Vermont Lawmakers Reach Final Agreement on Bill to Legalize and Regulate Cannabis Sales
From our friends at Marijuana Policy Project.
MONTPELIER — Late yesterday evening, House and Senate negotiators reached a final agreement on S. 54 — legislation that would legalize, regulate, and tax cannabis sales. S. 54 previously passed the House (90-54) and the Senate (23-5) in different forms. The bill will require a final vote from the House and Senate before it proceeds to the desk of Governor Phil Scott, who has not yet indicated whether he will sign it. Check out a summary of the bill here.
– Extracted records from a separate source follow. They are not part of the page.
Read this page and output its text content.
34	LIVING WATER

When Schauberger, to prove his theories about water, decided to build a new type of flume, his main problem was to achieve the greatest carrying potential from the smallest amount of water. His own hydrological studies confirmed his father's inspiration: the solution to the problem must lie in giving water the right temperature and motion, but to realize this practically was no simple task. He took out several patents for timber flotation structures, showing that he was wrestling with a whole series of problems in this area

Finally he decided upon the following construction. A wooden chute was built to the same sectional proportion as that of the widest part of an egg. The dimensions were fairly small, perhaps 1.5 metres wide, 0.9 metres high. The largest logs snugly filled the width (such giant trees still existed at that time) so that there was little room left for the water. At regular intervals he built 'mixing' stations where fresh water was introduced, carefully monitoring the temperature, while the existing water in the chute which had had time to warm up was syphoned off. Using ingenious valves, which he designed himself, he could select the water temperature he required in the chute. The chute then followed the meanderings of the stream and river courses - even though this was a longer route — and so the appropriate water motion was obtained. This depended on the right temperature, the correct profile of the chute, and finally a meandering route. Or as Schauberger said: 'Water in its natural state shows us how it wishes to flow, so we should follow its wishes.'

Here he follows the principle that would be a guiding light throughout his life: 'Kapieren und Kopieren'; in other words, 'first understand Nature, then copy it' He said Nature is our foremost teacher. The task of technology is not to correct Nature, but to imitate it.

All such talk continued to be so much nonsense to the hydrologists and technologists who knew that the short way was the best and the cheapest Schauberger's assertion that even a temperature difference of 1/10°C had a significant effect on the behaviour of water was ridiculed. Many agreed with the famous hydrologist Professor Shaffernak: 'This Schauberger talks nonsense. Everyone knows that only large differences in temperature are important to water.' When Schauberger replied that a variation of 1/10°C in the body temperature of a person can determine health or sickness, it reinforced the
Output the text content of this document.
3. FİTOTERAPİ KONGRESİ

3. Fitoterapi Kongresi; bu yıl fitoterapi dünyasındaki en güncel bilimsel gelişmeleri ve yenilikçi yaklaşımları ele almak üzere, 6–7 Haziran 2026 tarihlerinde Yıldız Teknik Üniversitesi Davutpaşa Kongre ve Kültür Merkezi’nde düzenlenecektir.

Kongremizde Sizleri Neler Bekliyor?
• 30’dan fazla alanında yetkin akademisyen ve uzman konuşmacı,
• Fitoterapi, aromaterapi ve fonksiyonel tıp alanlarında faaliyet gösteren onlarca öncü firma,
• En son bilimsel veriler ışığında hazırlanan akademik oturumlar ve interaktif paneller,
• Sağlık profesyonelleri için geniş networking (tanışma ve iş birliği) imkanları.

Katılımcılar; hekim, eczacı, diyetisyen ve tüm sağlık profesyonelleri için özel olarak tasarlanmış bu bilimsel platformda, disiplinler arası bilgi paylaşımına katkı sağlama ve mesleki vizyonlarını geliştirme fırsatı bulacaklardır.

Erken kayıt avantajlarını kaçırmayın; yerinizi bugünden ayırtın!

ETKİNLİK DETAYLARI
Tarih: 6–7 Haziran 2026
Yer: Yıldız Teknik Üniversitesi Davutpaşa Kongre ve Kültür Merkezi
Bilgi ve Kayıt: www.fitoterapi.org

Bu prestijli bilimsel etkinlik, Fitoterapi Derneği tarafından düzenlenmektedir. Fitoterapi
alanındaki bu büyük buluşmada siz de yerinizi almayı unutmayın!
Key provisions of the bill include:
- Priority licensing for small cultivators
- Priority licensing for women and minority-owned businesses
- Independent lab testing of all cannabis sold to patients and adult consumers
- Creating a new independent commission to regulate medical and adult-use cannabis
- Requiring a search warrant prior to saliva testing, which could not be conducted roadside
The Legislature also appears poised to pass S. 234, a bill that would require the automatic expungement of all criminal records for past low-level cannabis possession offenses. The bill would also decriminalize possession of cannabis in amounts that are up to twice the legal limit for adults and reduce some cannabis penalties. S. 234 passed the House yesterday in a final vote and will now return to the Senate for concurrence before it heads to the governor’s desk. Read a full summary of the expungement bill here.
In 2018, Vermont became the first state to legalize possession and cultivation of cannabis for adults’ use through the legislative process rather than through a voter initiative. However, Vermont remains one of only two U.S. jurisdictions where cannabis is legal but where adult-use sales are still illegal and unregulated. If S. 54 is enacted, Vermont would join 10 states that have laws regulating and taxing cannabis for adult use.
An overwhelming 76% of Vermont residents support allowing adults 21 and over to purchase cannabis from regulated, tax-paying small businesses according to a poll conducted by Public Policy Polling and commissioned by the Marijuana Policy Project earlier this year. The complete results are available here.
The Marijuana Policy Project has been advocating for cannabis policy reforms in Vermont for more than 15 years. The state legislature passed a limited medical cannabis law in 2004, decriminalized possession in 2013, and has gradually improved its cannabis policies in the years since.
“This final agreement has been a long time coming. Legislators should be applauded for their patience and their persistence,” said MPP’s New England Political Director Matt Simon. “Vermont urgently needs the jobs, business opportunities, and tax revenue that S. 54 will provide. We hope Gov. Scott will see the wisdom in signing this bill into law.”